As we’ve discussed previously (please see Overturning), that arm of the Gulf Stream, the North Atlantic Current (NAC), transports warm, salty water northward into the Nordic Seas.  While there is some penetration into the center of the Nordic basin, and some NAC water slips northward into the Arctic Ocean, much of it hugs the edges of the basin, as ocean currents are wont to do, then makes a U-turn (“retroflects” as they say) to flow southward—beneath the aforementioned cold, fresh part of the EGC.  Though stratified because of their density difference, both heads of the East Greenland Current flow as stacked twins roughly along the Greenland shelf break—and into the Denmark Strait, where the EGC combines with that North Icelandic Jet we discussed last time, thence into the deep North Atlantic south of Iceland.   And by this means, they sustain the vital Meridional Overturning Circulation.

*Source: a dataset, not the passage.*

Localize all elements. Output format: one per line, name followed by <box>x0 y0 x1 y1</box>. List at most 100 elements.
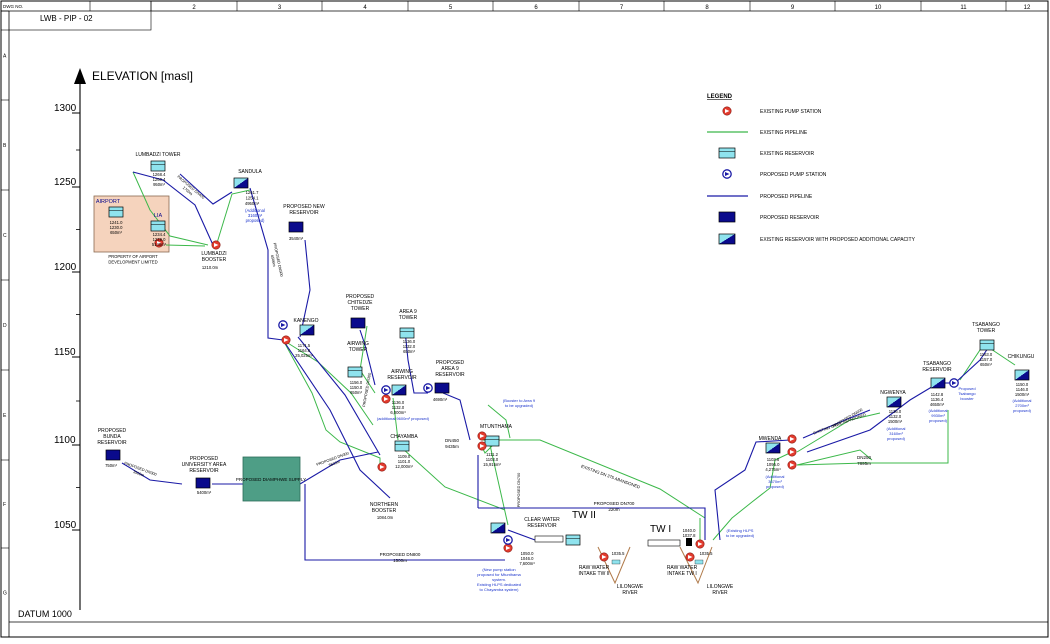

I wish I could figure out how to describe to you these ocean dynamics without making them sound simple and straightforward while at the same time maintaining a semblance of clarity.  For now suffice it to say that the EGC is not a well-behaved stream as one flowing through a conduit.  It meanders and mixes; it spins off eddies spilling water out into the center of the basin; winds drive it up on the shelf and blow it off again; it does what it pleases.  It’s a confusing oceanographic “mess,” as Bob put it.  Though to the scientist beleaguered by the messy circulation in these waters, nothing happens in the ocean without cause and result.  The ocean goes about its business impervious to the desires of scientists trying to understand it, let alone amateurs trying to describe it.  But then if it were known, if it were as simple as I’ve made it sound, we wouldn’t need be out here.